Cette instabilité chronique ne facilita pas les échanges avec l’Union Européenne, l’OTAN ou la Russie. L’année 2014 se révéla décisive sur le plan intérieur, accouchant d’une Ukraine gigogne dont les effets perdurent en 2016.

Euromaïdan : les prémices

Lorsqu’en 2010 le Président ukrainien Victor Yanoukovitch est enfin élu après son échec six ans plus tôt, c’est un retour de balancier de l’équilibre politique intérieur de l’Ouest nationaliste vers l’Est pro-russe. Pareil coup de théâtre ne put s’effectuer qu’avec l’apport des déçus de la Révolution Orange de 2004 tant les déchirures entre le Premier Ministre Ioulia Tymochenko et le Président d’alors Viktor Iouchtchenko précipitèrent la victoire du camp de Yanoukovitch.

Toutefois ceux qui avaient prédit que le nouveau maître de l’Ukraine serait un pantin servile des intérêts de Vladimir Poutine furent démentis par les faits. L’homme fort de cette ancienne république soviétique indépendante depuis 1991, consécutivement à l’implosion de l’Empire rouge, se ménagea avec une certaine réussite les attentes des uns et les bienfaits des autres. Réussissant le tour de force à obtenir un accord sur le gaz profitable à son pays sans rompre les liens et les velléités d’arrimage à l’Union Européenne. Madré, Yanoukovitch fut cependant à terme acculé à un choix qu’il ne put difficilement repousser plus en avant : celui d’entrer sans retour comme membre de l’Union Européenne dont l’Ukraine avait manifesté sa volonté d’être membre depuis… 1994, acté par un accord d’association (European Union Association Agreement) signé en ce sens. Renforcé par un accord complémentaire sur la liberté du commerce transfrontalier en 1999 (Deep and Comprehensive Free Trade Agreement) qui ne sera pourtant finalisé qu’en… juillet 2012!

Dans le même temps, la Russie en oripeaux des années 1990 s’était relevé, recomposant les moyens de sa puissance et par là même de sa politique étrangère sous la houlette de Vladimir Poutine parvenu au faîte du pouvoir en tant que président par intérim surprise en décembre 1999. Et s’offrant un levier de prime importance par la manne du pétrole et surtout du gaz via des conglomérats épurés puis réorganisés. Les autorités russes employèrent à plusieurs reprises cette arme redoutable qu’est la menace de couper la distribution de gaz, mise à exécution envers le Bélarus et plus encore envers l’Ukraine, dont la plus importante démonstration fut la crise hivernale 2004-2005 coïncidant avec la révolution orange. Par ailleurs la position russe mit en porte-à-faux les dirigeants occidentaux en insistant sur le fait que les prix du gaz préférentiels autrefois accordés sous l’Union Soviétique ne pouvaient plus avoir cours après les indépendances des différents pays la composant autrefois : ces derniers devant être traités en tant que clients et espaces de transit, arguant que tel était au fond la logique du système libéral économique défendu par les européens et les américains. Un accord en avril 2010 entre Medvedev et Yanoukovitch mit cependant temporairement fin à cette crainte répétée d’une coupure en l’assortissant de clauses diverses dont la fameuse reconduction du bail pour vingt-cinq ans du port de Sébastopol au profit de la marine russe, ce qui laissait le temps aux russes pour mettre en service le port de remplacement, Novorossiisk. Au passage, Yanoukovitch en profita pour faire accuser de corruption l’ancienne égérie de la révolution de couleur, Ioulia Tymochenko, laquelle avait été à l’origine du précédent accord gazier bilatéral : une manière pour lui de solder le camouflet de 2004.

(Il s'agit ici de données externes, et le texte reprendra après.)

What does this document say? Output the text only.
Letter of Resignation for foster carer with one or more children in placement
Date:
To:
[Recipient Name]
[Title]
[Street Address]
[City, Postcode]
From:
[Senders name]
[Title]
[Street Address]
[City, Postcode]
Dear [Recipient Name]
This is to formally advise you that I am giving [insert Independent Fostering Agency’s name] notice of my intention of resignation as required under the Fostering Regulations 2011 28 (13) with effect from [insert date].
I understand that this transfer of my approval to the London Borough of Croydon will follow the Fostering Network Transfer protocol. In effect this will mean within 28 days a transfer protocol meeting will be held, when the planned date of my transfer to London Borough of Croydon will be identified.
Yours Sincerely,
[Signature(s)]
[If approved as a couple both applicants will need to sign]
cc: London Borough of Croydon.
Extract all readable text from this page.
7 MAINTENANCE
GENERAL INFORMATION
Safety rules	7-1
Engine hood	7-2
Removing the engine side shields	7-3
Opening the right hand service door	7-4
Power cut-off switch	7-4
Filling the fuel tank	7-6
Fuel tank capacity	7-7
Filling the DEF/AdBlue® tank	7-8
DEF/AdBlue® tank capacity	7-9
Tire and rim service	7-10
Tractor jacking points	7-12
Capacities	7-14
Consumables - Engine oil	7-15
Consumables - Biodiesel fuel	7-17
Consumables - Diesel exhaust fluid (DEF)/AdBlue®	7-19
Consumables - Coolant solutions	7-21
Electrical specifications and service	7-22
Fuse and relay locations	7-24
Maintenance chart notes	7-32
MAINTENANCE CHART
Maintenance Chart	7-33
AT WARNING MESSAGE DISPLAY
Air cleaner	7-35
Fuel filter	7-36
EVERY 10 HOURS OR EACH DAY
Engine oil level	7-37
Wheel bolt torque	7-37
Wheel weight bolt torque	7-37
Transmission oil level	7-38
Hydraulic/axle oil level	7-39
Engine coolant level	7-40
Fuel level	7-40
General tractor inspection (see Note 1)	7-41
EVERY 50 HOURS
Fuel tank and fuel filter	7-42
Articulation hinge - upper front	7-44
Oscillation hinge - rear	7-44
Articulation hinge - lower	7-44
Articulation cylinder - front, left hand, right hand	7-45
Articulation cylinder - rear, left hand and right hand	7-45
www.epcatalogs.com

Il serait erroné de prétendre que l’Union Européenne eusse été inerte ces dernières années concernant la question ukrainienne : le Partenariat Oriental avait en effet été amorcé en mai 2009 pour attirer et faciliter l’entrée future de pays limitrophes ou dans la sphère d’influence de la Russie. Ont été spécifiquement visés l’Arménie, la Géorgie, l’Azerbaïdjan, le Bélarus, l’Ukraine et la Moldavie. Les succès furent très modérés, et si l’Ukraine comme l’Arménie avaient manifesté dans un premier temps une approche volontariste en ce sens, l’automne 2013 a rapidement douché les plus europtimistes. Le sommet de Vilnius des 28 et 29 novembre n’ayant entériné que le recul consommé de ces deux entités.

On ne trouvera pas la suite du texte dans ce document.